Spojrzałam się w jego również ciemne i oczy i podziękowałam mu. Isaac był moim ojczymem i zastępował mi ojca, bo jego nawet nie poznałam. Mama zawsze mi mówiła, że gdy tylko dowiedział się o ciąży, to uciekł i już nigdy więcej go nie widziałam. Nie drążyłam tematu, bo nie wiedziałam po co. Miałam w swoim życiu Isaaca, więc wcale nie potrzebowałam go do życia.
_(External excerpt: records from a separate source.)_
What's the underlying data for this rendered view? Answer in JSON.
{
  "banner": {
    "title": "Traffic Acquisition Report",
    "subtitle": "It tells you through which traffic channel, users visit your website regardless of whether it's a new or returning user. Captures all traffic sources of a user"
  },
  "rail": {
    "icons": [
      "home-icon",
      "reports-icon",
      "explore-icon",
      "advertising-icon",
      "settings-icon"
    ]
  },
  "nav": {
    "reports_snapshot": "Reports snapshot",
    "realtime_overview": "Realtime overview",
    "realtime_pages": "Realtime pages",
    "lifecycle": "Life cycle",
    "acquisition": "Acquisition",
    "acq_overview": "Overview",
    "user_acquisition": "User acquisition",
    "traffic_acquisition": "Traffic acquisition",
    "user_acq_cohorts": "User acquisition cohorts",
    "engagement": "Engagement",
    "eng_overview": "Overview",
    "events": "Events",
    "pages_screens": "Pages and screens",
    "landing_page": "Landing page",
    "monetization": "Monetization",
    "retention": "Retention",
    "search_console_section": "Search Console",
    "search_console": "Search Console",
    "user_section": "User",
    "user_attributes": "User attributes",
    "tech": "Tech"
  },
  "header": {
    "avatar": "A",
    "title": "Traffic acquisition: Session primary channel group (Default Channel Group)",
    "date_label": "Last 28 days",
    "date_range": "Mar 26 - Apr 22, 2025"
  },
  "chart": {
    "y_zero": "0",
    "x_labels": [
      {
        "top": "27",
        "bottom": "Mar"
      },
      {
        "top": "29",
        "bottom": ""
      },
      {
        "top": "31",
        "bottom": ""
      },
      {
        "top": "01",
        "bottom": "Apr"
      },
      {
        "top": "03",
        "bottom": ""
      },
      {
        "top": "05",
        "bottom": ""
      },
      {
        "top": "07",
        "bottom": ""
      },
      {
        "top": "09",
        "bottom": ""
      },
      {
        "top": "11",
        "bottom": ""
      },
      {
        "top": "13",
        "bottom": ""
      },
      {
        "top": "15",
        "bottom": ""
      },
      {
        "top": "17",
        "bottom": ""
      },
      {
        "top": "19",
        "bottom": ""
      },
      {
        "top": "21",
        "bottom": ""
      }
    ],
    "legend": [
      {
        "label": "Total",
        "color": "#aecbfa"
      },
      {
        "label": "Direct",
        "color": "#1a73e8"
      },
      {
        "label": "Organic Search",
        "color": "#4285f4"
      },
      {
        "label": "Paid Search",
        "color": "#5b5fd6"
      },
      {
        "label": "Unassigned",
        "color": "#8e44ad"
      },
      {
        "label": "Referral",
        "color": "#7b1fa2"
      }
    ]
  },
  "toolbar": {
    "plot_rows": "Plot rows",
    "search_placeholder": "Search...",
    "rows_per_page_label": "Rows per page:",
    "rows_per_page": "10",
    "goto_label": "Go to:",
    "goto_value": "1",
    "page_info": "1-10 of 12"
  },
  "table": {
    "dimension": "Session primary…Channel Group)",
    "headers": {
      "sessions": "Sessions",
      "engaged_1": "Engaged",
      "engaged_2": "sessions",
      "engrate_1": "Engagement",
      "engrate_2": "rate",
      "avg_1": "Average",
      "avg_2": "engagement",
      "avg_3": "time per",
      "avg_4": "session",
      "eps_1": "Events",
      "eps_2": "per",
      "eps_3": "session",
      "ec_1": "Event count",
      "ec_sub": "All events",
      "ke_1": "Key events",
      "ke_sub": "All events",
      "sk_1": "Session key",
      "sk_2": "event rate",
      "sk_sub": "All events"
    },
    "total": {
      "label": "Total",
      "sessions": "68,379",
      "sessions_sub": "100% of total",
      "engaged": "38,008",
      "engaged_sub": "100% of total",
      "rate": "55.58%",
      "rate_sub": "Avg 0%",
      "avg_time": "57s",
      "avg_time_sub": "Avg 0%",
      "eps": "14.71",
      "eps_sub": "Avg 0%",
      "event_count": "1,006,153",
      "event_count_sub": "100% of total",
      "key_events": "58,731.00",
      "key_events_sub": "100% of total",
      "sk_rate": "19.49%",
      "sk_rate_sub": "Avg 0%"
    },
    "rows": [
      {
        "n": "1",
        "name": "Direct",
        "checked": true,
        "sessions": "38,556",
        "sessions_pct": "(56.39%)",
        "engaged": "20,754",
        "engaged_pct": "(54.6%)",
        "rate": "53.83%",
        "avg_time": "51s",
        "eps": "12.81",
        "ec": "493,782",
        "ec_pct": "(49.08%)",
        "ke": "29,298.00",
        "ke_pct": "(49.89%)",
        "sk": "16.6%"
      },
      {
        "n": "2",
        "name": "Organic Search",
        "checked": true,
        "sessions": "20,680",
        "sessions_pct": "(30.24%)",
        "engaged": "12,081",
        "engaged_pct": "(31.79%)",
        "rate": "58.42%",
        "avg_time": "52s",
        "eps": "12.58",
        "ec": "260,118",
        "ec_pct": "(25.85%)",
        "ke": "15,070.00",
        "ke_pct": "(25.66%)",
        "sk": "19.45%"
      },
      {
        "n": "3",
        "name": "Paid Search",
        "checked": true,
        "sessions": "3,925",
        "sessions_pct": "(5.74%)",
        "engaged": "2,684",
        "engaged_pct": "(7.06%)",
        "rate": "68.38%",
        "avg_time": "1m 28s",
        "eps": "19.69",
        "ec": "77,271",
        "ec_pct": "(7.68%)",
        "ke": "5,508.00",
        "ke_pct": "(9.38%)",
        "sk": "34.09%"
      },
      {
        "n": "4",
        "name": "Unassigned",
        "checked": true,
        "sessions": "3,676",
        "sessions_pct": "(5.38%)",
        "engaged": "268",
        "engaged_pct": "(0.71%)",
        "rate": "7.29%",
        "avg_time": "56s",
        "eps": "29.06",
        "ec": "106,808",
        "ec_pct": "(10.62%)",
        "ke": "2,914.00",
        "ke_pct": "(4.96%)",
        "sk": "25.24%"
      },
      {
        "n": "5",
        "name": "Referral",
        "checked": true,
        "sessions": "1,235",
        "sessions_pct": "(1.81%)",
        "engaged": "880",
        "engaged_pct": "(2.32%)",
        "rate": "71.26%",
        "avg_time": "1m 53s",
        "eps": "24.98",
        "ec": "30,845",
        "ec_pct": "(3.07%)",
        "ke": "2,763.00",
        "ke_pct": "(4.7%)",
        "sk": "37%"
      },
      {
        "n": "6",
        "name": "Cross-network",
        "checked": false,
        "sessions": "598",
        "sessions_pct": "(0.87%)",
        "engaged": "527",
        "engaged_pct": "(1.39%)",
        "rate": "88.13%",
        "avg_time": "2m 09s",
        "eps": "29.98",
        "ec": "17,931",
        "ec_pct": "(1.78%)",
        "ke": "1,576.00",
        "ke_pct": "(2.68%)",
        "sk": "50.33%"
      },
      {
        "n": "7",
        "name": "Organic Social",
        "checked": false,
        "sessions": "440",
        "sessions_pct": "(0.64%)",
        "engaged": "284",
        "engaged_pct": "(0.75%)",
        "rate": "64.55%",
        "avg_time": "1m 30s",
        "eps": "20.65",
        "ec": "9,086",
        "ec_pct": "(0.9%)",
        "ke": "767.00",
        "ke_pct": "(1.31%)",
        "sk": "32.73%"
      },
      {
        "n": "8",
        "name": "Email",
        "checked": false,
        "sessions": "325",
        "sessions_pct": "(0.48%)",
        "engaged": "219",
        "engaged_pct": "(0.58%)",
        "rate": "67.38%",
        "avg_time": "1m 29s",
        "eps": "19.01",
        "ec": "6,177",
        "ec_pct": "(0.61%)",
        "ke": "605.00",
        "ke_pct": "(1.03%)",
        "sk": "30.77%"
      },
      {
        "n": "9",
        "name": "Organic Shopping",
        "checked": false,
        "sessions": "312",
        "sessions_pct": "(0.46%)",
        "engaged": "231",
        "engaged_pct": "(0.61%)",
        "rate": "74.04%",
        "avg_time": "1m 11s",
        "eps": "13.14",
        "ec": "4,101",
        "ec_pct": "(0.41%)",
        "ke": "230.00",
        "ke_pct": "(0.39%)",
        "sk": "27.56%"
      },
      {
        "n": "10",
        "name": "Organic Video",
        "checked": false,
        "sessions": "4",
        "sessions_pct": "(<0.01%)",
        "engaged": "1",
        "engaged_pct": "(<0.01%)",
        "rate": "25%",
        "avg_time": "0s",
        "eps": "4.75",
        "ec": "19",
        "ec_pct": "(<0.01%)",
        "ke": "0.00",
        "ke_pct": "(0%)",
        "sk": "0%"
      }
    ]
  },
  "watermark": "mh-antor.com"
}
— Martwię się — powiedziała do niego i znów odwróciła się do mnie. Z całej siły walczyłam ze sobą, aby nie przewrócić oczami. — Pamiętaj, aby jeść owoce i warzywa i nie jedz za dużo niezdrowego jedzenie.

— Dobrze.

— Chociaż nie wiem, czy ci to wyjdzie, bo w tej cholernej Ameryce jest pełno niezdrowego jedzenia!

No i się zaczęło jej dramatyzowanie.

— Mamo — chwyciłam ją za ramiona — wdech, wydech. Wszystko będzie dobrze, naprawdę.

— Tyle mówią o tych strzelaninach, czy napadach i ty tam jedziesz. Nie mogłaś wybrać Anglii? — Kontynuowała swój monolog.

— U nas też jest niebezpiecznie. Mam ci przypomnieć, że wczoraj ktoś wbił jakiemuś chłopakowi nóż w brzuch? Prawda jest taka, że wszędzie jest niebezpiecznie i trzeba uważać na siebie. Doskonale wiesz, że jestem ostrożna — spojrzałam się na telefon, aby sprawdzić godzinę. — Muszę się już zbierać, aby zdążyć — przeniosłam wzrok na mojego brata i podeszłam do niego. — Kocham cię, wrócę do was za rok — powiedziałam, przytulając go.

Moja relacja z moim młodszym baratem była wyjątkowa. Nigdy się nie kłóciliśmy, bo nie chcieliśmy tracić na to czasu. Woleliśmy się bawić i rozstrzygać nasze małe spory w grach, tak było lepiej. Mimo że miał dziesięć lat, to był bardzo inteligentny.

Wczoraj złamało mi się serce, gdy przyszedł do mnie ze łzami w oczach i powiedział, że nie chcę, abym wyjeżdżała. Przysięgam, że jak tylko zobaczyłam te zielone oczy we łzach, to byłam bliska odwołania wszystkiego. Powstrzymało mnie tylko to, że musiałam zapłacić niemałą kwotę na tę wymianę i agencja by mi tego nie zwróciła.

— Ja ciebie również kocham — pociągnął nosem i odsunął się lekko ode mnie i wyciągnął ze swojej kieszeni zgiętą kartkę. — Otwórz, to w samolocie, dobrze?

— Jasne — poczochrałam go po włosach i pocałowałam go w czoło.

Spojrzałam się na moją rodzinę i cicho westchnęłam. Z całej siły walczyłam ze łzami, które pchały mi się do oczu, ale nie chciałam się rozpłakać, bo mama by jeszcze stwierdziła, że mnie nie puści.

— Muszę już iść, bo nie zdążę.

Przytuliłam wszystkich po kolei, oczywiście najdłużej zajęło mi przytulanie się z mamą, i chwyciłam za moje dwie duże walizki. Musiałam do nich zmieścić moje całe życie, ale udało się. Może i był moment zwątpienia, że się zmieszczę, ale najważniejsze jest to, że się udało.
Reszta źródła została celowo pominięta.